About 100 aging apartment units along Center and Mesquite streets have already been demolished to make way for the Sapphire Inspired Living complex. The new site is 4.5 acres — about an acre larger — and would include a four-story structured parking garage with 700 to 724 spaces.
But because of the significant changes, the development plan has to go back to the city for approval before construction can begin. The complex is set to go before the Planning and Zoning Commission on Dec. 4, followed by a City Council hearing tentatively set for Dec. 17.
Matthieson said the developer would likely seek more financial incentives from the city to help pay for demolition, site development and planned streetscape improvements.
Last year, the Arlington City Council approved a first-of-its kind, $2.15 million economic package for the originally proposed complex, which was expected to feature lease rates far higher than found elsewhere in the city.

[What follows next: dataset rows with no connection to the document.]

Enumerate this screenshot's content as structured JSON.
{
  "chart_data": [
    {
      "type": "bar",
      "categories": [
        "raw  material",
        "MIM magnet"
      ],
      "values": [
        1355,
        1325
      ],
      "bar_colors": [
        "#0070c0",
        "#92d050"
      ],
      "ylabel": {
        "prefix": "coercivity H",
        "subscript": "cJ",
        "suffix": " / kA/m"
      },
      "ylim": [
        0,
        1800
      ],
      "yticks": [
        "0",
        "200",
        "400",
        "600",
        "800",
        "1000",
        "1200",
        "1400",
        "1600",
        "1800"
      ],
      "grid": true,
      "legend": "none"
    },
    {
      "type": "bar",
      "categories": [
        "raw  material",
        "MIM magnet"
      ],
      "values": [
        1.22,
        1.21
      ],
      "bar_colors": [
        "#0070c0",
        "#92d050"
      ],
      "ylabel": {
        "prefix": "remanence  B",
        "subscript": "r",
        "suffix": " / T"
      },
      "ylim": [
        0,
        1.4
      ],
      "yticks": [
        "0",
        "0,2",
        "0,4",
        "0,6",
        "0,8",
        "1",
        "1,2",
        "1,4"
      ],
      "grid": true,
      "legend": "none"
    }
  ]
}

Under the agreement, Arlington pledged to give Lev Investments a $1,165,514 grant, which is the equivalent of 90 percent of the property taxes the company would pay to the city during the complex’s first five years.
The council also agreed to give the developer up to $650,000 for demolition and site-preparation costs and to waive up to $342,000 worth of construction-related fees.
After the deal expires, the city expects the tax revenue on the property to rise from about $9,000 to more than $200,000 a year.
Economic Developer Bruce Payne said he expected a new agreement because of the reconfigured project.